- Education: University of Cambridge
- Scientific career
- Fields: Computer science
- Workplaces: Massachusetts Institute of Technology
- Thesis: (1989)
- Doctoral advisor: Roger Needham

= David L. Tennenhouse =

Canadian-American computer researcher and technology executive

David Lawrence Tennenhouse (born c. 1957) is a Canadian–American computer researcher and technology executive.

==Life==
Tennenhouse was born about 1957 in Ottawa, Canada.
He received a bachelor's and master's degree in electrical engineering from the University of Toronto. In 1989 he completed a PhD at the University of Cambridge under advisor Roger Needham.
His dissertation was Site interconnection and the exchange architecture.
He then joined the faculty of Massachusetts Institute of Technology (MIT).
He was chairman of the Technology and Policy Working Group of the US National Information Infrastructure Task Force at some time point.
In 1996 he became director of the Information Technology Office of the Defense Advanced Research Projects Agency (DARPA), overseeing US government research.

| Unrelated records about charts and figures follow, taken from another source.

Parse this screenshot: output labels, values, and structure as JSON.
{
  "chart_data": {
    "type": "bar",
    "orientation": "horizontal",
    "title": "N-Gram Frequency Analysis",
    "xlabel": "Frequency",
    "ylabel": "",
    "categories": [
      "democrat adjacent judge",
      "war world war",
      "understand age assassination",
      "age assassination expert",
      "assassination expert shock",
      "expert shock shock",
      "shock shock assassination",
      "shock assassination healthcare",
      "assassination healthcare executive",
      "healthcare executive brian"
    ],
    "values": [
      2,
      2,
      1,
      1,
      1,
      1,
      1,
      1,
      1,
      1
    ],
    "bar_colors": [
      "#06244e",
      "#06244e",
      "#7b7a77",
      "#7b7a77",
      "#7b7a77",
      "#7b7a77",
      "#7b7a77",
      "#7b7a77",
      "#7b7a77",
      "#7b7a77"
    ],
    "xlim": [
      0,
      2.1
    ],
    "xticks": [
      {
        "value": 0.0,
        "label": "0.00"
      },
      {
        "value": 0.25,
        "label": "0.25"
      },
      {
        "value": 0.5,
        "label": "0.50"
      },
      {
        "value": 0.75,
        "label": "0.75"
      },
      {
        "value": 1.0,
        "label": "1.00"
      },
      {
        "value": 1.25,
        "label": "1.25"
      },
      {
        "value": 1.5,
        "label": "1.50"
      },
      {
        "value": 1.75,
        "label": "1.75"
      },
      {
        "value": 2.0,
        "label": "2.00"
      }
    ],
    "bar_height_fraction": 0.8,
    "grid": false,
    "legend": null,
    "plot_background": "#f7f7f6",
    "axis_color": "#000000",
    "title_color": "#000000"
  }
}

In 1999, he joined Intel as a director of research.
In 2001, he founded what were sometimes called the Intel Research Lablets. One of the projects sponsored was TinyOS.
In February 2006 he became the chief executive officer of A9.com, the search subsidiary of Amazon.com, replacing Udi Manber.
He left Amazon in September 2006. In 2007 he became a partner at the venture capital firm New Venture Partners.

In 2004, he was granted IEEE fellowship for leadership in the development of active networks.

In September 2012 he became vice president for technology policy at Microsoft.
In May 2014 he joined VMware to direct its research.